Data Preparation - Qualtrics

In Class 4, we saw that the first stage in the data processing workflow is data preparation. This is a critical, though often overlooked stepped.

There are certain considerations that need to be made when working with data generated from a Qualtrics Survey (a popular survey tool used in psychology and other fields). This guide is meant to help you figure out the steps you need to take in order to prepare your data from a Qualtrics Survey for scoring and analysis. The end product of this data preparation stage is one or more tidy raw data files.

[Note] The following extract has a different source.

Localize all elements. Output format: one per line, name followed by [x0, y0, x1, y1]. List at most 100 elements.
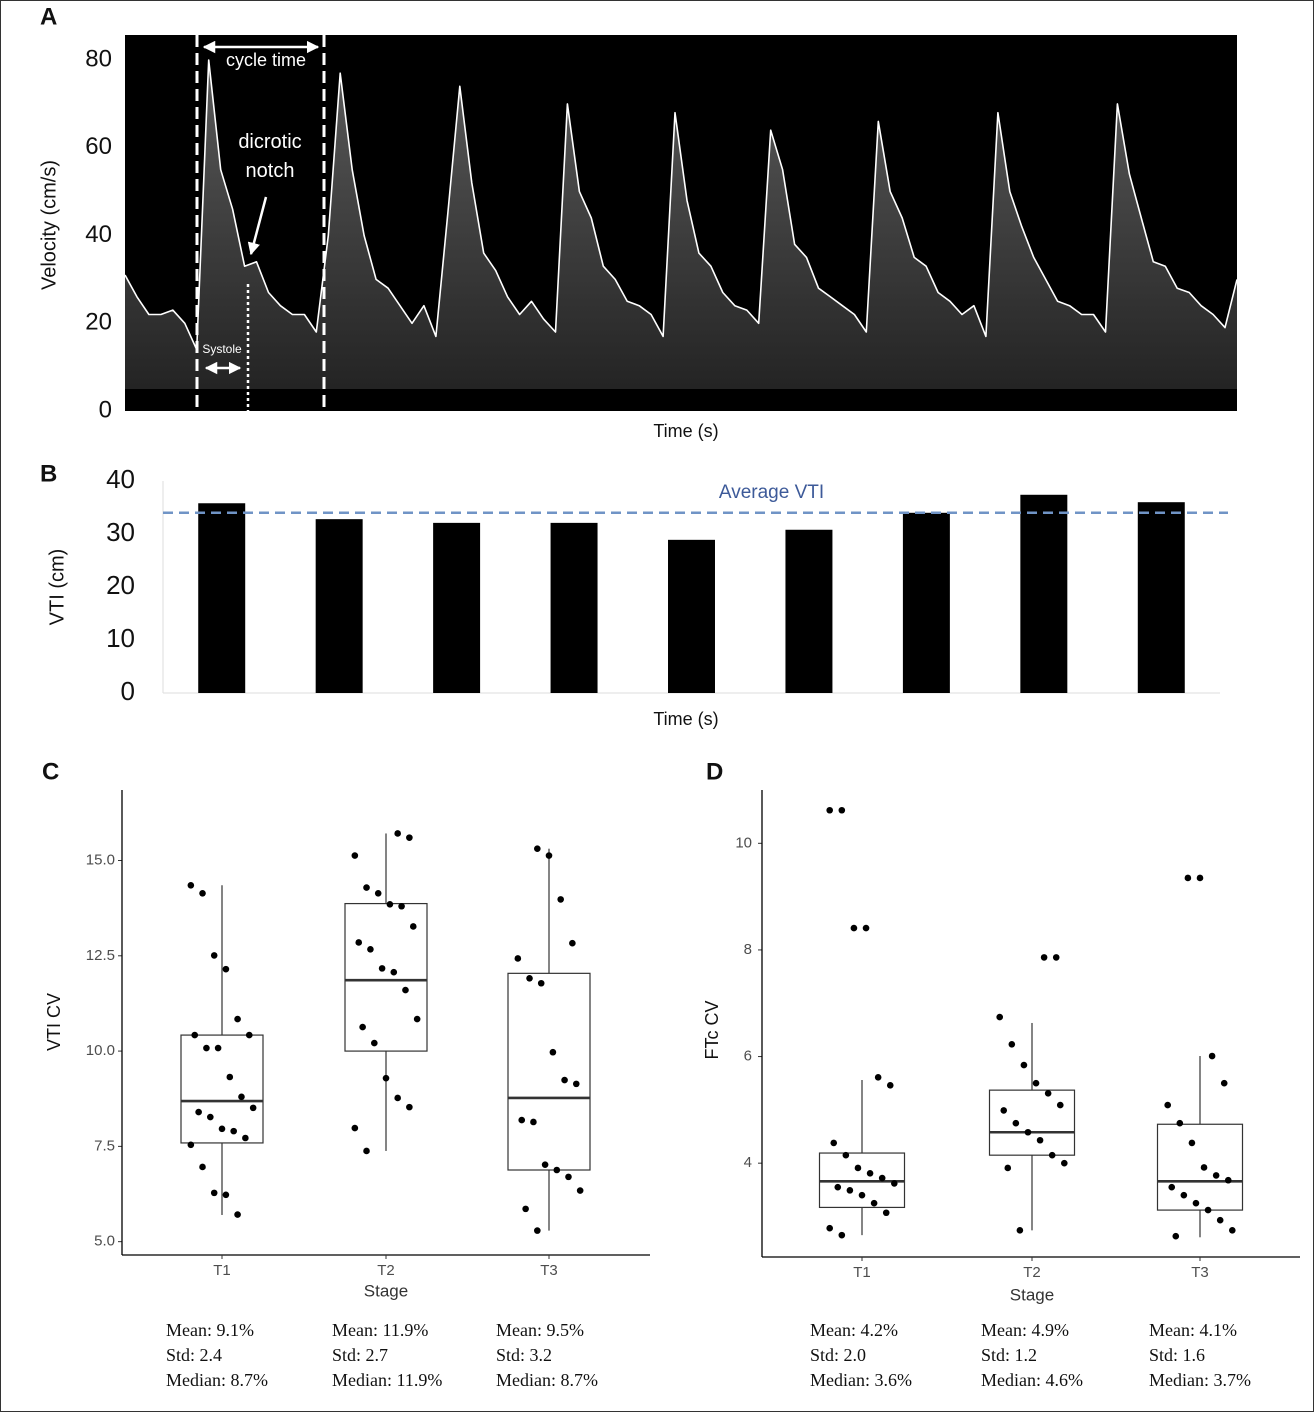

This guide assumes you have completed Classes 1 - 4. You should reference materials in those classes to help you at this stage.

GitHub Copilot in RStudio

Not required, but you might find it useful to setup GitHub Copilot in RStudio to have an AI assistant help you write code. I find it useful for writing tedious repetitive code that is often required during this data preparation stage.

Setup Project

Your project should be stored on a shared drive (e.g., Dropbox, OneDrive, Google Drive) so that all your team members can access it.

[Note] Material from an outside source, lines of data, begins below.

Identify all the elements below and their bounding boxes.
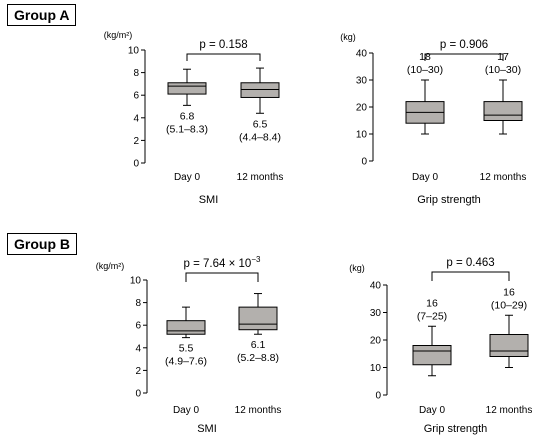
median-label: 6.8 xyxy=(180,110,195,122)
y-tick-label: 0 xyxy=(133,159,139,170)
x-axis-label: Grip strength xyxy=(417,194,481,206)
box xyxy=(240,82,280,98)
p-value: p = 0.463 xyxy=(446,257,494,269)
y-tick-label: 4 xyxy=(135,343,141,354)
y-tick-label: 10 xyxy=(356,130,368,141)
y-tick-label: 40 xyxy=(356,49,368,60)
p-value: p = 0.906 xyxy=(440,39,488,51)
y-axis-label: (kg) xyxy=(340,32,356,42)
y-axis-label: (kg/m²) xyxy=(104,30,133,40)
category-label: Day 0 xyxy=(412,172,439,183)
significance-bracket xyxy=(424,53,504,61)
range-label: (5.2–8.8) xyxy=(237,352,279,364)
y-tick-label: 2 xyxy=(133,136,139,147)
range-label: (10–30) xyxy=(485,64,521,76)
y-tick-label: 4 xyxy=(133,113,139,124)
significance-bracket xyxy=(186,53,261,61)
box xyxy=(489,334,529,357)
x-axis-label: SMI xyxy=(199,194,219,206)
y-tick-label: 30 xyxy=(370,308,382,319)
y-tick-label: 20 xyxy=(370,336,382,347)
range-label: (4.9–7.6) xyxy=(165,356,207,368)
category-label: 12 months xyxy=(237,172,284,183)
y-tick-label: 0 xyxy=(361,157,367,168)
y-tick-label: 20 xyxy=(356,103,368,114)
category-label: Day 0 xyxy=(419,405,446,416)
x-axis-label: Grip strength xyxy=(424,423,488,435)
significance-bracket xyxy=(185,272,259,282)
x-axis-label: SMI xyxy=(197,423,217,435)
y-axis-label: (kg) xyxy=(349,263,365,273)
p-value-main: p = 0.463 xyxy=(446,257,494,269)
median-label: 16 xyxy=(503,286,515,298)
range-label: (5.1–8.3) xyxy=(166,123,208,135)
box xyxy=(167,82,207,95)
median-label: 5.5 xyxy=(179,343,194,355)
category-label: Day 0 xyxy=(174,172,201,183)
y-tick-label: 0 xyxy=(135,389,141,400)
category-label: 12 months xyxy=(486,405,533,416)
y-tick-label: 2 xyxy=(135,366,141,377)
category-label: Day 0 xyxy=(173,405,200,416)
category-label: 12 months xyxy=(480,172,527,183)
y-tick-label: 8 xyxy=(133,68,139,79)
category-label: 12 months xyxy=(235,405,282,416)
y-axis-label: (kg/m²) xyxy=(96,261,125,271)
p-value: p = 7.64 × 10−3 xyxy=(184,255,261,270)
group-b-label: Group B xyxy=(7,233,77,255)
median-label: 16 xyxy=(426,297,438,309)
median-label: 6.5 xyxy=(253,118,268,130)
p-value-exponent: −3 xyxy=(251,255,261,264)
p-value-main: p = 0.158 xyxy=(199,39,247,51)
p-value-main: p = 0.906 xyxy=(440,39,488,51)
range-label: (10–30) xyxy=(407,64,443,76)
range-label: (10–29) xyxy=(491,299,527,311)
y-tick-label: 6 xyxy=(133,91,139,102)
y-tick-label: 6 xyxy=(135,321,141,332)
box xyxy=(483,101,523,121)
y-tick-label: 0 xyxy=(375,391,381,402)
p-value: p = 0.158 xyxy=(199,39,247,51)
y-tick-label: 8 xyxy=(135,298,141,309)
group-a-label: Group A xyxy=(7,4,77,26)
significance-bracket xyxy=(431,271,510,281)
y-tick-label: 40 xyxy=(370,281,382,292)
range-label: (4.4–8.4) xyxy=(239,131,281,143)
median-label: 6.1 xyxy=(251,339,266,351)
p-value-main: p = 7.64 × 10 xyxy=(184,258,252,270)
y-tick-label: 30 xyxy=(356,76,368,87)
y-tick-label: 10 xyxy=(128,46,140,57)
y-tick-label: 10 xyxy=(370,363,382,374)
box xyxy=(412,345,452,366)
range-label: (7–25) xyxy=(417,310,447,322)
y-tick-label: 10 xyxy=(130,276,142,287)
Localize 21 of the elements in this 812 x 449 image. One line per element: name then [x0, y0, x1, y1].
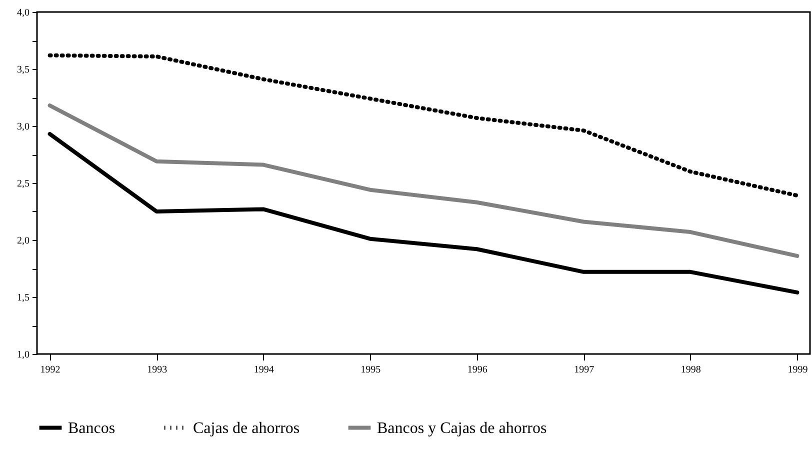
x-tick-label: 1996 — [467, 364, 488, 376]
y-tick-label: 3,5 — [17, 64, 30, 76]
line-series — [48, 53, 800, 198]
line-series — [48, 103, 800, 258]
x-tick-label: 1998 — [680, 364, 701, 376]
legend-label: Bancos y Cajas de ahorros — [377, 420, 547, 437]
x-tick-label: 1997 — [574, 364, 594, 376]
y-tick-label: 2,5 — [17, 178, 30, 190]
x-tick-label: 1994 — [254, 364, 274, 376]
y-tick-label: 1,0 — [17, 350, 30, 360]
y-tick-label: 4,0 — [17, 8, 30, 18]
x-tick-label: 1995 — [360, 364, 381, 376]
x-tick-label: 1992 — [40, 364, 60, 376]
legend-label: Bancos — [68, 420, 116, 437]
y-tick-label: 2,0 — [17, 236, 30, 246]
y-tick-label: 3,0 — [17, 122, 30, 132]
legend-label: Cajas de ahorros — [193, 420, 300, 437]
x-tick-label: 1999 — [788, 364, 808, 376]
y-tick-label: 1,5 — [17, 292, 30, 304]
x-tick-label: 1993 — [147, 364, 168, 376]
line-series — [48, 132, 800, 294]
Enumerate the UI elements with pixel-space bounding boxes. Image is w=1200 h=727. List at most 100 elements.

  1. Create a folder for your project that contains the three following folders

📁 analyses

📁 data

📁 R

  1. Inside of the data folder create a raw folder

📁 data

   📁 raw

  • If you have multiple raw data files you may consider creating an organization like this

  1. Create an RStudio Project:

File -> New Project… -> Existing Directory

Data

  1. In your study on Qualtrics go to the Data & Analysis tab

  2. Download the data as a .csv file

  3. Move the downloaded data file to your data/raw or data/raw/messy folder

  4. Rename the data file to something shorter (e.g., rawdata_messy.csv)

    • If you have multiple raw data files you should name the data files that correspond to what measure it came from

Template R Script

The main goal at this stage is to complete an R script to create tidy raw data files from messy raw data files. A tidy raw data file is just a cleaned up version of the original raw data file that is easier to understand and is formatted in a way that makes it easy to use.

  1. Create a new R script file named: 1_tidyraw.R
    • If you have multiple messy raw data files, you should create separate tidy scripts for each one and name the script file with the measure that it comes from (you can keep the 1_ prefix for all of them).
  2. Save it in the R folder
  3. Copy and paste this template into your script: (use the copy icon button on the top-right)
# ---- Setup -------------------------------------------------------------------
# packages
library(here)
library(qualtRics) # you will need to first install this package
library(dplyr)
library(tidyr)
library(stringr)
# ------------------------------------------------------------------------------

# ---- Import Data -------------------------------------------------------------
data_import <- read_survey(here("data/raw", "rawdata_messy.csv"))
# ------------------------------------------------------------------------------

# ---- Tidy Data ---------------------------------------------------------------
data_survey1 <- data_import |>
  select() |>
  pivot_longer() |>
  mutate()

data_survey2 <- data_import |>
  select() |>
  pivot_longer() |>
  mutate()
# ------------------------------------------------------------------------------

# ---- Save Data ---------------------------------------------------------------
write_csv(data_survey1, here("data/raw", "survey1_tidy.csv"))
write_csv(data_survey2, here("data/raw", "survey2_tidy.csv"))
# ------------------------------------------------------------------------------

rm(list = ls())
  1. Use the 1_tidyraw.R script template to get started. It is just a template, you will need to modify it for your data specifically. The template contains 4 main sections:
    • Setup
    • Import Data
    • Tidy Data
    • Save Data
Important

If you have multiple messy raw data files then you should create a separate tidyraw script for each one.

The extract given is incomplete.